時事随想抄

歴史家の視点から国際情勢・時事問題などについて語るブログ

国籍法改正案―付帯決議では解決しない

 多くの反対意見が寄せられている国籍法改正案は、採決が先延ばしにされたものの、新たな付帯決議を追加して、12月3日には可決するとの見通しが報じられています。しかしながら、付帯決議の内容を見ますと、どう考えても国民の不安は払拭できないと思うのです。

1.国外の居住している者に対しても本法案の趣旨について周知徹底に努める。

 子が国外に居住しているということは、日本語や日本の生活習慣を知らない可能性が高く、法律上の日本国籍を与えられても、日本において、支障なく社会生活を送り、また、政治的な権利や義務を果たせるかどうか、疑問となります。

2.出入国記録など調査を強化し、また、DNA鑑定の導入については、検討課題とする。

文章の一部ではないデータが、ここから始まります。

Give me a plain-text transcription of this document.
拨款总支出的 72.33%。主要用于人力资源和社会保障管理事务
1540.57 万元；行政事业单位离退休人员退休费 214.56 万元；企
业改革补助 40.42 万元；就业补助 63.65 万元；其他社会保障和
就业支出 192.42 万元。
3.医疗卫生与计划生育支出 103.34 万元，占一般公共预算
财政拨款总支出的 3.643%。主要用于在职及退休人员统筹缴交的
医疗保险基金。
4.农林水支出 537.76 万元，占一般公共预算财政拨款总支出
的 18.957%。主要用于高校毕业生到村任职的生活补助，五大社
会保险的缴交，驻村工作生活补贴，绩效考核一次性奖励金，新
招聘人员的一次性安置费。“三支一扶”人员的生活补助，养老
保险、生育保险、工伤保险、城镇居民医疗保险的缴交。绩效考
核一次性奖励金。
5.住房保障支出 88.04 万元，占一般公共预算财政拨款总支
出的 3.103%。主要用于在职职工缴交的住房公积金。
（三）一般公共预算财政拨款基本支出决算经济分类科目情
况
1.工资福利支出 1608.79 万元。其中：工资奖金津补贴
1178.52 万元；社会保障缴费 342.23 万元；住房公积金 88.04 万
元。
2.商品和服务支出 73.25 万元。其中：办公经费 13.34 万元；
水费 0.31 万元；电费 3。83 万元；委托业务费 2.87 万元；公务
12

 公法(国籍法)と私法(民法、戸籍法・・・)は性質が違いますので、血統主義を採る我が国の国籍法においてDNA鑑定を導入しても、問題はないと思います(民法上の認知の意思主義は否定)。諸外国でも、犯罪防止のためにDNA鑑定が導入されており、外国人差別でもありません。DNA鑑定を義務付けないままで本法案を通すことは危険です。

3.各国の情報収集体制を構築し、ブローカーなどの組織犯罪の取り締まりと制裁を強化する。

 20万円とされている法案における罰則の額を上げない限り、制裁の効力は十分ではないと思われます。また、具体的な犯罪取り締まりの方法の提示や予算などへの言及もなく、空文化する可能性があります。

4.重国籍については、諸外国の動向を見ながら検討課題とする。

 重国籍については、安全保障上の懸念や内政干渉、あるいは、国民の義務と権利の重複などについて、まだまだ議論すべき問題がたくさんあります。国民の同意なき国会の先走りは大いに問題です。

5.半年ごとに国会に報告する。

 現在、国会議員の中には、「1000万人移民計画」を主張している人もおり、基準が曖昧です。もしかしますと、100万人でも全く問題視されない可能性もあるのです。

 本法案の付帯決議を見ましても、まだまだ問題点が多く、行政の窓口で際限なく手加減が加えられる裁量行政がまかり通るかもしれません。本法案は本国会では廃案とし、国民の多くが納得するよう、仕切り直しをすべきと思うのです。